This is a collection of Chekhov’s short stories, spanning from 1983 with The Trousseau to 1900 with the title story, In the Ravine. I hadn’t read anything by Chekhov before, and I’m usually not a huge short story fan, but a small collection narrated by Kenneth Branagh seemed like a great place to start.
This collected the following stories:
- Oh! The Public
- The Chorus Girl
- The Trousseau
- A Story Without a Title
- Fat and Thin
- The Beggar
- The Orator
- An Actor’s End
- I In the Ravine
- II The elder son Anisim came home very rarely
- III In the village Shikalovo lived two dressmakers
I was surprised by how modern the writing and plot felt in some of these stories. I suppose I get that feeling with a lot of classics, but I think since these are so short and focused it’s easy to imagine some of them happening in our time. If the details of the setting aren’t relevant to the plot, they aren’t provided (Chekhov’s Gun I suppose), and I think that makes some of them feel timeless in a way.
Some of these are actually quite funny. Oh! The Public deals with a clueless train ticket collector dealing with angry customers. He tries to follow the rules but they just lead to more and more issues. The funniest of the bunch, I thought, was The Orator, in which a man at a funeral gives a eulogy but gets his information wrong. Instead of eulogizing the man in the casket, he accidentally speaks about a man in the audience and causes some offence.
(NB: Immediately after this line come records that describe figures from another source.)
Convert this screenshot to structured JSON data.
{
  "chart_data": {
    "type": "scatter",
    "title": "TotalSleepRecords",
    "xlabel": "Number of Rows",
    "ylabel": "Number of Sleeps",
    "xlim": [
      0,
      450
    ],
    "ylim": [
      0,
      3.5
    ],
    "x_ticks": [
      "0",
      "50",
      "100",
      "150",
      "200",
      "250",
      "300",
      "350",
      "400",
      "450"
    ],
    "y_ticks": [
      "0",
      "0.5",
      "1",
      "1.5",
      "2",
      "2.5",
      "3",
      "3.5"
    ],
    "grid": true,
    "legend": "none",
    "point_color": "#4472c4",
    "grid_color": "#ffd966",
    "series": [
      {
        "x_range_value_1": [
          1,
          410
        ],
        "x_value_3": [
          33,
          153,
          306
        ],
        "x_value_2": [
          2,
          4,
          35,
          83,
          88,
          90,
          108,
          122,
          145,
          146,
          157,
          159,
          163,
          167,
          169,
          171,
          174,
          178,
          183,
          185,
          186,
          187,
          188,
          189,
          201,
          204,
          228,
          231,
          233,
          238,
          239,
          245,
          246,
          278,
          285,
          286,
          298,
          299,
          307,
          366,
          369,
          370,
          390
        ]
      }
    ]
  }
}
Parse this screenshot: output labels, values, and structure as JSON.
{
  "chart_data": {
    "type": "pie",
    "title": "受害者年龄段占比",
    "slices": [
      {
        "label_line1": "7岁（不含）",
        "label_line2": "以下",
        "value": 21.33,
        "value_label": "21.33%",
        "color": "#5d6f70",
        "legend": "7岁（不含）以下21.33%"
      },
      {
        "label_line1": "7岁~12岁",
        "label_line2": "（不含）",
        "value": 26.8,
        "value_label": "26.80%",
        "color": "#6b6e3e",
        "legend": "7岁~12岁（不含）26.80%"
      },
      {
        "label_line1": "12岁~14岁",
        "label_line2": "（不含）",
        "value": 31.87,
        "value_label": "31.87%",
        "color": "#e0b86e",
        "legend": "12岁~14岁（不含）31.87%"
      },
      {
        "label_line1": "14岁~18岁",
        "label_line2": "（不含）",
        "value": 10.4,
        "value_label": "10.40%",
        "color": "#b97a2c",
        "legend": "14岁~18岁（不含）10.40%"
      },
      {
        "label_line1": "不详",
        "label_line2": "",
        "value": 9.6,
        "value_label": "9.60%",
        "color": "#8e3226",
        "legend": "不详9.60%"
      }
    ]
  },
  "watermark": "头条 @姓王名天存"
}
Your speech may be all right for a dead man, but in reference to a living one it is nothing but sarcasm!
Hush! is a great little story of a writer blaming his lack of progress on everything around him. Too much noise, and not enough tea. He blames everything but himself and can’t see what a pompous tyrant he is to those around him while he tries to write. It reminds me a bit of when I try to write anything.
I loved Misery. It’s the story of a horse-drawn sledge driver who just lost his son, and he tries desperately to confide in each passenger he picks up. He wants to tell them what happened, but none of them will pay him much mind. It perfectly captures how surreal and isolating it can be to lose someone close, to have your world change so dramatically and then step back into your regular life to find that no one else is affected. To find that your loss is about as relevant to them as the five-day forecast, and how, as selfish as it seems, sometimes you just want to tell someone everything and try to have them understand a bit of what you felt. This man has no one in his life who will listen.
Just as the young man had been thirsty for water, he thirsts for speech. His son will soon have been dead a week, and he has not really talked to anybody yet… . He wants to talk of it properly, with deliberation…. He wants to tell how his son was taken ill, how he suffered, what he said before he died, how he died…. He wants to describe the funeral, and how he went to the hospital to get his son’s clothes. He still has his daughter Anisya in the country…. And he wants to talk about her too…. Yes, he has plenty to talk about now. His listener ought to sigh and exclaim and lament….
I listened to this on audio, which Branagh narrated perfectly, so I had no idea of Chekhov’s fondness for ellipses until just now. I wonder if that’s common in all of his stories?
Weirdly, In the Ravine was one of my least favourites of the bunch. It seems to be the most popular, so I might have to revisit it at some point and see what I missed. As a whole, though, I really enjoyed this. Maybe I’ll read one of his plays next.